6.2. Quality and Performance

The identification of the POIs was very good, demonstrating the quality of the suggested solution, as was evident from the small number of attempts to identify a POI and the small number of errors. While the response time was generally satisfactory for most users, it was identified as an area for potential improvement, as about a third of the participants noted the need for a quicker system response. Improving the application’s responsiveness could further enhance the user experience, minimizing moments of frustration or disengagement. One possible solution for the process is optimizing the search by considering the visitor’s movement history, searching for POIs in the visitor’s vicinity, and considering the visitor’s direction.

6.3. Usability

The System Usability Scale (SUS) score of 87.08, categorized as “Excellent,” is a strong indicator of the application’s high usability. This score not only reflects the ease with which participants navigated the application but also suggests that the application requires minimal effort to learn and use, which is crucial for user adoption and satisfaction. The SUS score places the application in the top tier of systems, making it highly competitive in the realm of digital tools designed for museum environments or similar contexts.

The positive responses from participants underscore the success of the application in delivering a user-friendly experience that is accessible even to those who might typically struggle with technology.

6.4. Users’ Comfort

Comfort, both physical and cognitive, is another critical aspect of user experience. The experiment’s results indicate that the application successfully provided a comfortable user experience, with users able to easily interact with the system and understand its functionality. The fact that 29 out of 30 participants found the location search initiation cues to be clear and that all participants understood when their location was identified underscores the clarity and accessibility of the application’s interface.

6.5. Enjoyment and Engagement

The experiment highlighted the application’s success in engaging users, as demonstrated by the active participation and the generally positive feedback. The application not only facilitated an informative and enjoyable experience but also encouraged participants to explore the museum in greater depth. Comments like “Encouraging to visit the museum” suggest that the application has the potential to significantly enhance visitor engagement and satisfaction, which is a key goal of the solution.

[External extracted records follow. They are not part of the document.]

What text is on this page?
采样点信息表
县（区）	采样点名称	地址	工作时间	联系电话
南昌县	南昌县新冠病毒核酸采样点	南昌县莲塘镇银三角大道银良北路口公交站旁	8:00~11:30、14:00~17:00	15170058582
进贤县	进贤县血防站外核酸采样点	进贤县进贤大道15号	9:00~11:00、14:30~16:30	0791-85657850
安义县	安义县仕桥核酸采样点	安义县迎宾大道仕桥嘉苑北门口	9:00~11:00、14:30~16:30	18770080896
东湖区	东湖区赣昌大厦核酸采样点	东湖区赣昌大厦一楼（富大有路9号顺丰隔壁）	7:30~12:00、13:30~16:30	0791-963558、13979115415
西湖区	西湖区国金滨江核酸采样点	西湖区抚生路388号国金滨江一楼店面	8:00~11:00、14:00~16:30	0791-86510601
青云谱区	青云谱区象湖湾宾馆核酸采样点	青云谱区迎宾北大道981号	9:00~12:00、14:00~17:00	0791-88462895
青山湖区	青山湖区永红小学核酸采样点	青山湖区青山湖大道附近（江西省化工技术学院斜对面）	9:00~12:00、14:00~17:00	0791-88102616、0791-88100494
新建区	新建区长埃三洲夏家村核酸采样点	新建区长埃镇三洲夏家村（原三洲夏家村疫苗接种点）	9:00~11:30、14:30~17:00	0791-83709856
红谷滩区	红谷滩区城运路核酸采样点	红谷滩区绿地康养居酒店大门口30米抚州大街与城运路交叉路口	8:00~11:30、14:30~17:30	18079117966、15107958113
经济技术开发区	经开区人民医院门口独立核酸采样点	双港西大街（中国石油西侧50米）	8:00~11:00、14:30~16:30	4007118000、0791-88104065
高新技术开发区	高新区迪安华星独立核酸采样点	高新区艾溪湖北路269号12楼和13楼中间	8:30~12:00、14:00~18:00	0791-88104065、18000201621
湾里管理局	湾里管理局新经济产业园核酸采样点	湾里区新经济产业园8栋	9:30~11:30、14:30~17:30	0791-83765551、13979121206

The constructive feedback provided by participants offers valuable insights into areas for further development. The most common suggestions, such as the need for faster response times, more interactive features, and support for additional languages, provide a clear roadmap for future iterations of the application. By addressing these areas, the application can evolve to better meet the needs of a broader audience and provide an even more enriched user experience.

6.6. Contribution

The field of indoor localization within cultural heritage sites presents unique challenges that differ significantly from those encountered in other environments. Unlike conventional indoor localization systems, which are typically designed for locations such as shopping malls or office buildings, cultural heritage sites like museums and historical landmarks require localization solutions that are not only accurate but also sensitive to the context and significance of the environment. These sites often feature complex layouts, dense exhibits, and a rich array of POIs, all of which must be navigated in a manner that enhances, rather than detracts from, the visitor’s experience.

One of the primary difficulties in developing indoor localization systems for cultural heritage sites is the need to balance technological innovation with the preservation of the site’s integrity. Any solution must be unobtrusive, ensuring that the technology does not overshadow the cultural and educational value of the exhibits. Additionally, the system must be robust enough to handle the unique architectural features of heritage sites, such as thick walls, varied room sizes, and often limited or inconsistent lighting conditions. These factors can significantly impact the performance of traditional localization technologies, making it difficult to achieve the level of accuracy and reliability required.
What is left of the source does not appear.